体重過多や食生活など、大腸がんの半数以上は変更可能なリスク因子に起因しているとされている。

今回の研究では、進行した大腸がんに対する清涼飲料水の影響を調べるため、マウスモデル、ヒト細胞株、ヒト由来サンプルを用いた前臨床実験を実施。ブドウ糖(グルコース)と果糖(フルクトース)の混合物、そしてそれぞれ単体の影響との比較が行われた。

 

果糖単体での先行研究では、実際の清涼飲料水(加糖飲料/Sugar Sweetened Beverages:SSB)の構成を正確に反映できていないと研究チームは指摘する。

清涼飲料水には通常、ブドウ糖と果糖の両方が含まれており、ヒトの体内では果糖が単独で存在することはないという。

本研究では、清涼飲料水を砂糖(ショ糖/スクロース)や異性化糖(高フルクトース・コーンシロップ)を添加した飲料と定義。

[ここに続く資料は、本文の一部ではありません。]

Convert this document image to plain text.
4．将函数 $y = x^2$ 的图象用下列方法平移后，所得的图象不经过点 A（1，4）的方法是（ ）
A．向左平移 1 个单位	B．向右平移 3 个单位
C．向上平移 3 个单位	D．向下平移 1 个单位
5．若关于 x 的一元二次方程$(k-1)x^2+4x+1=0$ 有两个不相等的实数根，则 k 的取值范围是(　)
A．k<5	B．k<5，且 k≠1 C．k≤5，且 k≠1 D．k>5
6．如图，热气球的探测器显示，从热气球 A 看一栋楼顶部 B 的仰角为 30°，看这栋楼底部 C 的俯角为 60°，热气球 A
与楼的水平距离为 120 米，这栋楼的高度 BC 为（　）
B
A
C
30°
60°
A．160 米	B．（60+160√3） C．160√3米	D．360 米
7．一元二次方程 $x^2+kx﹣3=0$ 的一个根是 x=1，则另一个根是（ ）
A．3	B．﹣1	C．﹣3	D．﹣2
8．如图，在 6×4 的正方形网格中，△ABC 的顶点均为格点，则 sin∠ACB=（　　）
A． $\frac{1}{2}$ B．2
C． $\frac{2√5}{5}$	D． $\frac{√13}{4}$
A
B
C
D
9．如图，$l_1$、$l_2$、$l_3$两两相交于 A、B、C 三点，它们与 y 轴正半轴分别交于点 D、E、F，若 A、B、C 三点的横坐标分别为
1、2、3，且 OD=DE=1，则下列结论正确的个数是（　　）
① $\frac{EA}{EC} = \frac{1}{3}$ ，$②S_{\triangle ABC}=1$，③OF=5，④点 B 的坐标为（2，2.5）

対象となる飲料には炭酸飲料に加え、エナジードリンク、甘いコーヒー飲料、栄養補助飲料、果汁飲料なども含まれるとユン准教授は述べる。

アメリカでは、成人の半数以上、若年層では3分の2近くが清涼飲料水を毎日摂取していることになる。この傾向が若年層での大腸がんの増加と死亡率上昇と並行している点を研究チームは強調する。